Bemerkenswert ist dabei auch die formale Strenge des Films, die auf größere Kontext-Erklärungen verzichtet. Stattdessen zwingt „The Voice of Hind Rajab“ sein Publikum, in die alltägliche Situation im Funkzentrum einzutauchen und zuzuhören – wirklich zuzuhören. In einer Zeit permanenter Bilderflut wirkt diese erzählerische Reduktion fast radikal und macht den Film zu einem der eindringlichsten Antikriegswerke des Jahres.

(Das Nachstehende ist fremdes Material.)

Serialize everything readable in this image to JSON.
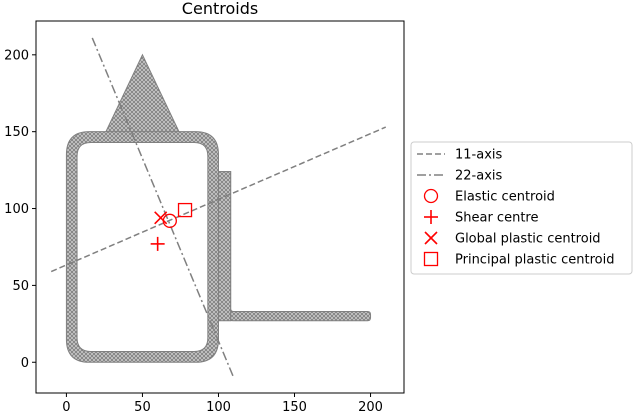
{
  "chart_data": {
    "type": "scatter",
    "title": "Centroids",
    "xlabel": "",
    "ylabel": "",
    "xlim": [
      -20,
      222
    ],
    "ylim": [
      -20,
      222
    ],
    "xticks": [
      0,
      50,
      100,
      150,
      200
    ],
    "yticks": [
      0,
      50,
      100,
      150,
      200
    ],
    "grid": false,
    "legend_position": "right",
    "mesh_color": "#808080",
    "series": [
      {
        "name": "11-axis",
        "kind": "line",
        "style": "dashed",
        "color": "#808080",
        "x": [
          -10,
          210
        ],
        "y": [
          59,
          153
        ]
      },
      {
        "name": "22-axis",
        "kind": "line",
        "style": "dashdot",
        "color": "#808080",
        "x": [
          17,
          110
        ],
        "y": [
          211,
          -10
        ]
      },
      {
        "name": "Elastic centroid",
        "kind": "marker",
        "marker": "circle",
        "color": "#ff0000",
        "x": [
          68
        ],
        "y": [
          92
        ]
      },
      {
        "name": "Shear centre",
        "kind": "marker",
        "marker": "plus",
        "color": "#ff0000",
        "x": [
          60
        ],
        "y": [
          77
        ]
      },
      {
        "name": "Global plastic centroid",
        "kind": "marker",
        "marker": "x",
        "color": "#ff0000",
        "x": [
          62
        ],
        "y": [
          94
        ]
      },
      {
        "name": "Principal plastic centroid",
        "kind": "marker",
        "marker": "square",
        "color": "#ff0000",
        "x": [
          78
        ],
        "y": [
          99
        ]
      }
    ]
  }
}
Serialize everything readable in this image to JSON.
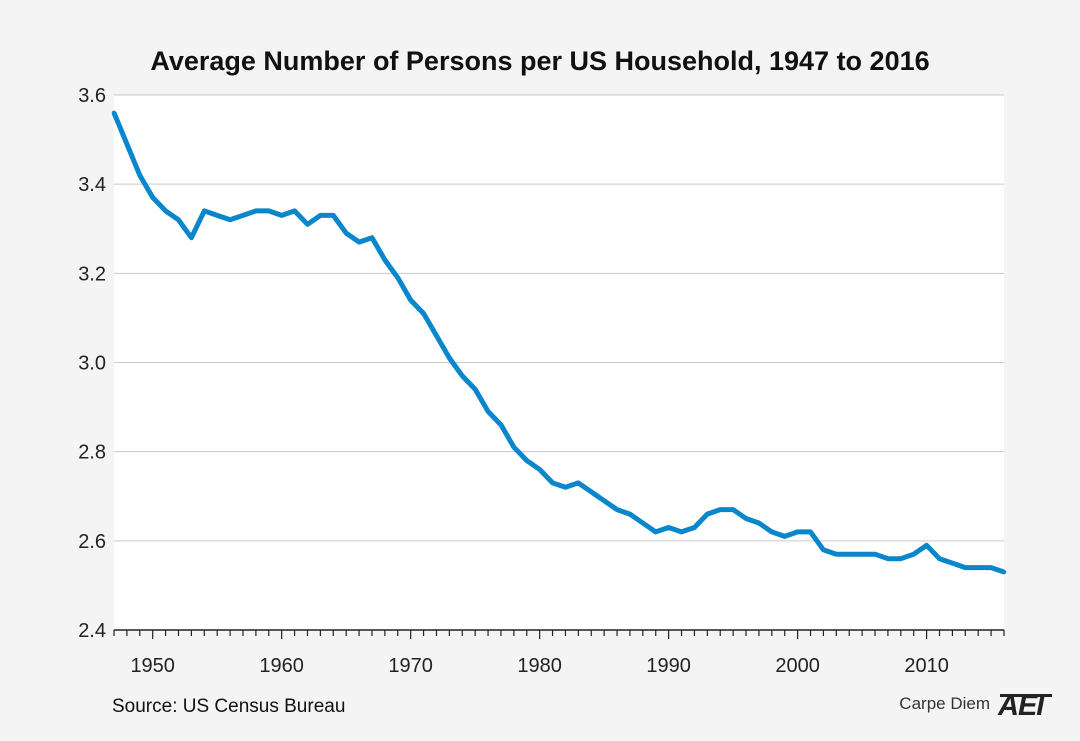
{
  "chart_data": {
    "type": "line",
    "title": "Average Number of Persons per US Household, 1947 to 2016",
    "xlabel": "",
    "ylabel": "",
    "xlim": [
      1947,
      2016
    ],
    "ylim": [
      2.4,
      3.6
    ],
    "yticks": [
      "2.4",
      "2.6",
      "2.8",
      "3.0",
      "3.2",
      "3.4",
      "3.6"
    ],
    "xticks": [
      "1950",
      "1960",
      "1970",
      "1980",
      "1990",
      "2000",
      "2010"
    ],
    "grid": true,
    "line_color": "#0a86cc",
    "series": [
      {
        "x": [
          1947,
          1948,
          1949,
          1950,
          1951,
          1952,
          1953,
          1954,
          1955,
          1956,
          1957,
          1958,
          1959,
          1960,
          1961,
          1962,
          1963,
          1964,
          1965,
          1966,
          1967,
          1968,
          1969,
          1970,
          1971,
          1972,
          1973,
          1974,
          1975,
          1976,
          1977,
          1978,
          1979,
          1980,
          1981,
          1982,
          1983,
          1984,
          1985,
          1986,
          1987,
          1988,
          1989,
          1990,
          1991,
          1992,
          1993,
          1994,
          1995,
          1996,
          1997,
          1998,
          1999,
          2000,
          2001,
          2002,
          2003,
          2004,
          2005,
          2006,
          2007,
          2008,
          2009,
          2010,
          2011,
          2012,
          2013,
          2014,
          2015,
          2016
        ],
        "values": [
          3.56,
          3.49,
          3.42,
          3.37,
          3.34,
          3.32,
          3.28,
          3.34,
          3.33,
          3.32,
          3.33,
          3.34,
          3.34,
          3.33,
          3.34,
          3.31,
          3.33,
          3.33,
          3.29,
          3.27,
          3.28,
          3.23,
          3.19,
          3.14,
          3.11,
          3.06,
          3.01,
          2.97,
          2.94,
          2.89,
          2.86,
          2.81,
          2.78,
          2.76,
          2.73,
          2.72,
          2.73,
          2.71,
          2.69,
          2.67,
          2.66,
          2.64,
          2.62,
          2.63,
          2.62,
          2.63,
          2.66,
          2.67,
          2.67,
          2.65,
          2.64,
          2.62,
          2.61,
          2.62,
          2.62,
          2.58,
          2.57,
          2.57,
          2.57,
          2.57,
          2.56,
          2.56,
          2.57,
          2.59,
          2.56,
          2.55,
          2.54,
          2.54,
          2.54,
          2.53
        ]
      }
    ]
  },
  "footer": {
    "source": "Source: US Census Bureau",
    "brand": "Carpe Diem",
    "logo": "AEI"
  },
  "icons": {
    "logo": "aei-logo-icon"
  }
}
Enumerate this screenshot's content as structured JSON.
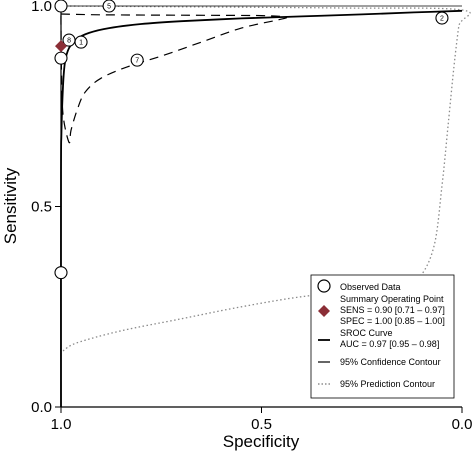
{
  "chart_data": {
    "type": "scatter",
    "title": "",
    "xlabel": "Specificity",
    "ylabel": "Sensitivity",
    "xaxis_reversed": true,
    "xlim": [
      1.0,
      0.0
    ],
    "ylim": [
      0.0,
      1.0
    ],
    "x_ticks": [
      {
        "value": 1.0,
        "label": "1.0"
      },
      {
        "value": 0.5,
        "label": "0.5"
      },
      {
        "value": 0.0,
        "label": "0.0"
      }
    ],
    "y_ticks": [
      {
        "value": 0.0,
        "label": "0.0"
      },
      {
        "value": 0.5,
        "label": "0.5"
      },
      {
        "value": 1.0,
        "label": "1.0"
      }
    ],
    "grid": false,
    "legend_position": "bottom-right",
    "observed_data": [
      {
        "label": "5",
        "specificity": 0.88,
        "sensitivity": 1.0
      },
      {
        "label": "",
        "specificity": 1.0,
        "sensitivity": 1.0
      },
      {
        "label": "2",
        "specificity": 0.05,
        "sensitivity": 0.97
      },
      {
        "label": "8",
        "specificity": 0.98,
        "sensitivity": 0.915
      },
      {
        "label": "1",
        "specificity": 0.95,
        "sensitivity": 0.91
      },
      {
        "label": "",
        "specificity": 1.0,
        "sensitivity": 0.87
      },
      {
        "label": "7",
        "specificity": 0.81,
        "sensitivity": 0.865
      },
      {
        "label": "",
        "specificity": 1.0,
        "sensitivity": 0.335
      }
    ],
    "summary_point": {
      "specificity": 1.0,
      "sensitivity": 0.9,
      "color": "#8b2e36"
    },
    "sroc_curve": [
      [
        1.0,
        0.0
      ],
      [
        1.0,
        0.58
      ],
      [
        0.999,
        0.68
      ],
      [
        0.995,
        0.8
      ],
      [
        0.99,
        0.86
      ],
      [
        0.98,
        0.895
      ],
      [
        0.96,
        0.918
      ],
      [
        0.93,
        0.933
      ],
      [
        0.88,
        0.945
      ],
      [
        0.8,
        0.955
      ],
      [
        0.7,
        0.962
      ],
      [
        0.55,
        0.969
      ],
      [
        0.4,
        0.974
      ],
      [
        0.25,
        0.979
      ],
      [
        0.12,
        0.984
      ],
      [
        0.0,
        0.988
      ]
    ],
    "confidence_contour": [
      [
        1.0,
        0.98
      ],
      [
        0.9,
        0.978
      ],
      [
        0.7,
        0.977
      ],
      [
        0.5,
        0.976
      ],
      [
        0.44,
        0.972
      ],
      [
        0.46,
        0.965
      ],
      [
        0.55,
        0.945
      ],
      [
        0.65,
        0.91
      ],
      [
        0.75,
        0.875
      ],
      [
        0.83,
        0.85
      ],
      [
        0.9,
        0.82
      ],
      [
        0.94,
        0.785
      ],
      [
        0.96,
        0.74
      ],
      [
        0.975,
        0.69
      ],
      [
        0.98,
        0.66
      ],
      [
        0.995,
        0.73
      ],
      [
        0.999,
        0.85
      ],
      [
        1.0,
        0.95
      ],
      [
        1.0,
        0.98
      ]
    ],
    "prediction_contour": [
      [
        0.995,
        0.14
      ],
      [
        0.96,
        0.16
      ],
      [
        0.85,
        0.19
      ],
      [
        0.7,
        0.22
      ],
      [
        0.55,
        0.25
      ],
      [
        0.4,
        0.275
      ],
      [
        0.25,
        0.29
      ],
      [
        0.17,
        0.3
      ],
      [
        0.11,
        0.32
      ],
      [
        0.07,
        0.4
      ],
      [
        0.05,
        0.55
      ],
      [
        0.035,
        0.7
      ],
      [
        0.02,
        0.85
      ],
      [
        0.008,
        0.95
      ],
      [
        0.0,
        0.99
      ],
      [
        0.3,
        0.995
      ],
      [
        0.7,
        0.998
      ],
      [
        1.0,
        1.0
      ]
    ],
    "legend": {
      "observed": "Observed Data",
      "summary_title": "Summary Operating Point",
      "summary_sens": "SENS = 0.90 [0.71 – 0.97]",
      "summary_spec": "SPEC = 1.00 [0.85 – 1.00]",
      "sroc_title": "SROC Curve",
      "sroc_auc": "AUC = 0.97 [0.95 – 0.98]",
      "confidence": "95% Confidence Contour",
      "prediction": "95% Prediction Contour"
    }
  }
}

„The Secret Agent“ (Brasilien)

Ein Spionagefilm ohne Glamour, dafür mit politischem Biss und existenzieller Müdigkeit. Der brasilianische Oscar-Beitrag erzählt von einem Geheimagenten, der weniger James Bond als Kafka-Figur ist. In Cannes wurde der Film für Regie und Hauptdarsteller gefeiert, weil er das Genre entkernt und neu zusammensetzt. Denn es gibt keine Explosionen, sondern moralische Implosionen. Ein Thriller, der lange nachwirkt – wenn man ihn denn zu sehen bekommt.

Gerade darin liegt seine Stärke. „The Secret Agent“ verweigert jede klare Heldenfigur und zeigt ein System, das seine Akteure zermürbt und austauschbar macht. Der Film liest sich wie ein Kommentar zur politischen Gegenwart Brasiliens – und darüber hinaus – und beweist, dass politisches Kino auch spannend sein kann, ohne laut zu sein.

„Left-Handed Girl“ (Taiwan)

Zart, eigenwillig und völlig unberechenbar: Dieses taiwanesische Drama erzählt von einer jungen Frau, die sich buchstäblich und metaphorisch gegen gesellschaftliche Erwartungen stellt. Mit feinem Humor und stiller Melancholie entfaltet der Film ein Porträt von Selbstbestimmung, das nie plakativ wird. Die Oscar-Shortlist-Ehren konnten ihm zwar internationales Prestige verschaffen, aber keinen Platz im regulären Kinoprogramm.

Visuell arbeitet Left-Handed Girl mit beiläufiger Eleganz. Statische Einstellungen, kleine Gesten, viel Raum für Zwischentöne. Es ist ein Film, der nicht drängt, sondern vertraut – darauf, dass sein Publikum bereit ist, sich einzulassen. Vielleicht war genau das sein größtes Hindernis auf dem Weg zur breiten Wahrnehmung.

„Sirāt“ (Spanien)

Ein spiritueller Roadmovie, der mehr fragt als beantwortet. „Sirāt“ – benannt nach der Brücke zwischen Diesseits und Jenseits in der islamischen Eschatologie – begleitet seine Figuren durch eine existenzielle Grenzerfahrung. Der Jury-Preis in Cannes würdigte den Mut zur Langsamkeit und Ambivalenz. Im Mainstream jedoch war für diese Art von Kino offenbar kein Platz zwischen Actionsequels und Franchise-Logik.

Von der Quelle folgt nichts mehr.